An unpaid bill, a stolen stone, and a famous fashion designer rest peacefully alongside a heroine of Highlands history.  


Most visitors to the Kilmuir Cemetery are there for Flora MacDonald, and the Celtic cross on her memorial fittingly dominates the view. Dubbed the “Heroine of the Highlands,” she was responsible for assisting Bonnie Prince Charles in his escape from Scotland after the second Jacobite uprising failed. But dig deeper and you’ll find several other surprising stories resting within this cemetery. 

Behind the ruins of a chapel in the old section of the cemetery lies a knight with a sword and helmet. The carving decorates the grave of Angus Martin, called Aonghas na Geoithe (Angus of the Wind), on account of his penchant for going to sea regardless of the weather. A tomb slab of this style is unusual for this area and more likely to be found on the islands of Iona or Islay. According to local legend, Angus stole it from the grave of an early Scottish king on Iona and brought it to Kilmuir for his own use, although historians believe that is unlikely, as a stone from that age would be worn down to nearly nothing. 
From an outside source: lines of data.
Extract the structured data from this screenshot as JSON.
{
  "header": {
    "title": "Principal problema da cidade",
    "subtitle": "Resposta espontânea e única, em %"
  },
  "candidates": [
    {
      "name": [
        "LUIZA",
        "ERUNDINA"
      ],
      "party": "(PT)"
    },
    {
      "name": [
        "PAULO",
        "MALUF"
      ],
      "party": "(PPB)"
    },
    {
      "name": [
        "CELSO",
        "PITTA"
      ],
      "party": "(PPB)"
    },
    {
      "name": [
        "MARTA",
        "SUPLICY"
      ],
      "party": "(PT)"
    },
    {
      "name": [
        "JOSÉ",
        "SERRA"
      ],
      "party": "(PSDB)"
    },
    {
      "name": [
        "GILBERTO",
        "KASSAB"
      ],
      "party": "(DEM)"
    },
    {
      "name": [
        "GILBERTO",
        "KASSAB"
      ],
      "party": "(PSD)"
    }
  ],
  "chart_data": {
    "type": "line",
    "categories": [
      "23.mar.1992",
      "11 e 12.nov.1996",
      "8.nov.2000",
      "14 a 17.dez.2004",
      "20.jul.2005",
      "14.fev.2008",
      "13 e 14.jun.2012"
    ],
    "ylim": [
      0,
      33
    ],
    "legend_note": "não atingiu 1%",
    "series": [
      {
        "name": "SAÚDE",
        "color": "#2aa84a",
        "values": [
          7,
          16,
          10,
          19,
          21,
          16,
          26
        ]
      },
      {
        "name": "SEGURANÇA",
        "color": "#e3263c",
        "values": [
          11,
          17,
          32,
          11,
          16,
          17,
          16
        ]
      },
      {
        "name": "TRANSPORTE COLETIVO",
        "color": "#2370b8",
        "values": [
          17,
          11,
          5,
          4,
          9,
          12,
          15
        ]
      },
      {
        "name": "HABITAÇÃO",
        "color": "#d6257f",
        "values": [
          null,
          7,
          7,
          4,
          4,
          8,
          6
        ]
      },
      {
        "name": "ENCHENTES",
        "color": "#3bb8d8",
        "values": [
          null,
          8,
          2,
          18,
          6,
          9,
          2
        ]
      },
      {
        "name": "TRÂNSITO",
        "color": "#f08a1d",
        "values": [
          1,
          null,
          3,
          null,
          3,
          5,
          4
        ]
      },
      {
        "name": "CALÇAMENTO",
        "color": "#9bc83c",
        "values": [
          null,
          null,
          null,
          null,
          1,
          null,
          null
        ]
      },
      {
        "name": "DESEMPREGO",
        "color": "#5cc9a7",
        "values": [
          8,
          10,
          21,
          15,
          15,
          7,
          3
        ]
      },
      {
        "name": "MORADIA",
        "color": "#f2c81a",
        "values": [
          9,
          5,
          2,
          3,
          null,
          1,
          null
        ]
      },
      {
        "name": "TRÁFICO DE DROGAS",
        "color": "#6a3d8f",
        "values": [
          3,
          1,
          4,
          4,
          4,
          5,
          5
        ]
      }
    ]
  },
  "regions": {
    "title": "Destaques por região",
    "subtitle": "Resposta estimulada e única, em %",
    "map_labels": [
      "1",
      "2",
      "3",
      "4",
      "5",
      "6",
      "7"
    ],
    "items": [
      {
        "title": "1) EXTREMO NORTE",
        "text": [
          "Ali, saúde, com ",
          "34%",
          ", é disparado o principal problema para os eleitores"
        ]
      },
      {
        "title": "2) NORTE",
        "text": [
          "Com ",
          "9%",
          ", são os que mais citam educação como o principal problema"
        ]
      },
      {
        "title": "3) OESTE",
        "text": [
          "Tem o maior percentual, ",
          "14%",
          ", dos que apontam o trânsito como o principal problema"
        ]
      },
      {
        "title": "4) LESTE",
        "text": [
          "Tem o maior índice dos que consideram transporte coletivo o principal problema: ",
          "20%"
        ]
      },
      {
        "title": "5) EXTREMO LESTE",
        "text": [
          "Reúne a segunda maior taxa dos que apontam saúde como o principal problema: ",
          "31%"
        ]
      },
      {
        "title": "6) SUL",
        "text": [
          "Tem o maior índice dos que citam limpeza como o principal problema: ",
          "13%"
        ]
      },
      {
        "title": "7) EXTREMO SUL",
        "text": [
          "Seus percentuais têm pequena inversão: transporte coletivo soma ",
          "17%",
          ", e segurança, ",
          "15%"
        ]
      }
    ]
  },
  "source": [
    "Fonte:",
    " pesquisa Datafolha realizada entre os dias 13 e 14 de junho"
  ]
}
At least Angus got a completed memorial. In another part of the old section lies the grave of Charles MacArthur, whose gravestone reads “Here lie the remains of Charles MacArthur, whose reputation as an honest man and remarkable piper will outlive this generation, for his manners were light and neat as his music and his fingers will”. Below that, the remainder of the stone lies blank. 

The MacArthurs were traditionally bagpipers for the MacDonalds of Skye, and Charles was the last of the hereditary pipers. According to legend, when Charles passed away, his son commissioned a stonemason to carve his memorial, as was customary at that time. But shortly after, the son drowned in the waters off the coast of Skye. The stonemason, who assumed he’d never be paid for completing the job, stopped work and the inscription remains unfinished to this day. 

In the newer section of the cemetery sits a memorial to another life cut short. Fashion designer Alexander McQueen was born and raised in London, but he had a strong connection to his father’s home in Skye and included nods to his Scottish heritage in much of his work. Upon his tragic death at age 40, his ashes were scattered in Kilmuir and a stone was carved by sculptor Andrew Tansor. 

With its panoramic view across the waters off of Skye, a wander through Kilmuir Cemetery can feel like walking along the edge of the world. Its tranquil beauty is worth enjoying, whether it’s a short visit or an eternal rest.

Know Before You Go

Park at the Skye Museum of Island Life and walk up the gravel path to the cemetery.